The NFA head warned that the poor security and weak government in Libya creates an environment for “foreign conspiracies and foreign intelligence agencies”. Jibril said that there were communications between “Arab and Western states conspiring against the future and unity of Libya”. To this end, Jibril saw no alternative to “creating a police and army”.
With regards to youth and employment, Jibril suggested providing “comprehensive loans” that provide for housing, marriage and a small business project so as not to “militarize society”.
Getting to the pertinent issue of the hour, the quasi-constitutional crises created by the GNC’s failure to fulfill its TCD’s obligations by February 2014 and its decision to extend its life to December 2014, Mahmoud JIbril offered a broad range of options.
Jibril said that one option would be to adopt the 1963 constitution and vote a no-confidence vote in the Ali Zeidan government and appoint a National Salvation government. The present GNC could continue until Parliamentary elections in June 2014 with parallel elections of its head, to become the head of state, with this new head of state either appointing a new Prime Minister or the head of state renewing his confidence in the present Ali Zeidan government.
Other suggestions in Jibril’s initiative included reforming the Political Isolation Law, which would exclude all those who participated in the February 17th Revolution (This would include Mahmoud Jibril himself), appointing as opposed to electing municipality leaders (as favoured by the present Prime Minister Ali Zeidan) and creating a code of honour for local Libyan media.

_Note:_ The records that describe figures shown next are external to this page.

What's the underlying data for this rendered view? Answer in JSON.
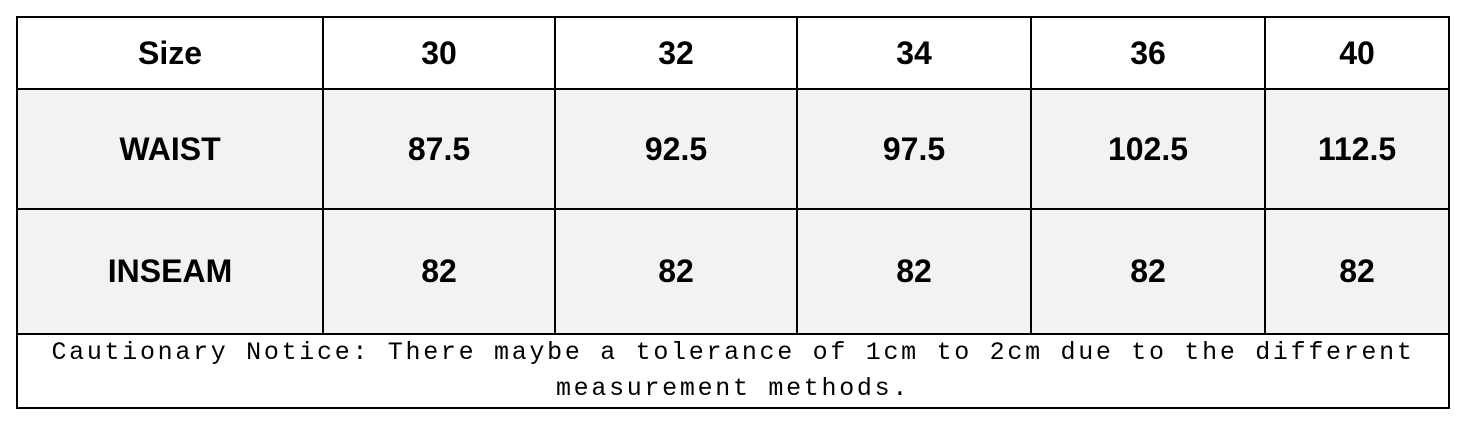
{
  "table": {
    "header": [
      "Size",
      "30",
      "32",
      "34",
      "36",
      "40"
    ],
    "rows": [
      [
        "WAIST",
        "87.5",
        "92.5",
        "97.5",
        "102.5",
        "112.5"
      ],
      [
        "INSEAM",
        "82",
        "82",
        "82",
        "82",
        "82"
      ]
    ],
    "notice": "Cautionary Notice: There maybe a tolerance of 1cm to 2cm due to the different measurement methods."
  }
}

When the Mahmoud Jibril initiative was advertised ahead of its broadcast, it was thought that maybe the major political parties and grouping, who have been holding meeting recently, including those mediated by UNSMIL, had reached a behind the scenes agreement.
More importantly, it was assumed that they had convinced enough “independents” to obtain the magic 120 votes within the GNC to enable them to remove the Zeidan government.
However, the width of Jibril’s so-called initiative was more of a shopping list of proposals being put on offer, which suggests that a deal has not been struck by the political powers.
This anticipation of an agreement was added to by the fact that both parties seemed to have withdrawn their support for the Zeidan government in the form of statements of criticism made by Mlegta and Suwan recently, the heads of the NFA and J&C Partes.
Moreover, the J&C Party released a statement after Mahmoud Jibril’s initiative broadcast indicating that they were prepared to continue to study other alternative proposals, despite their support for the extension of the GNC’s tenure.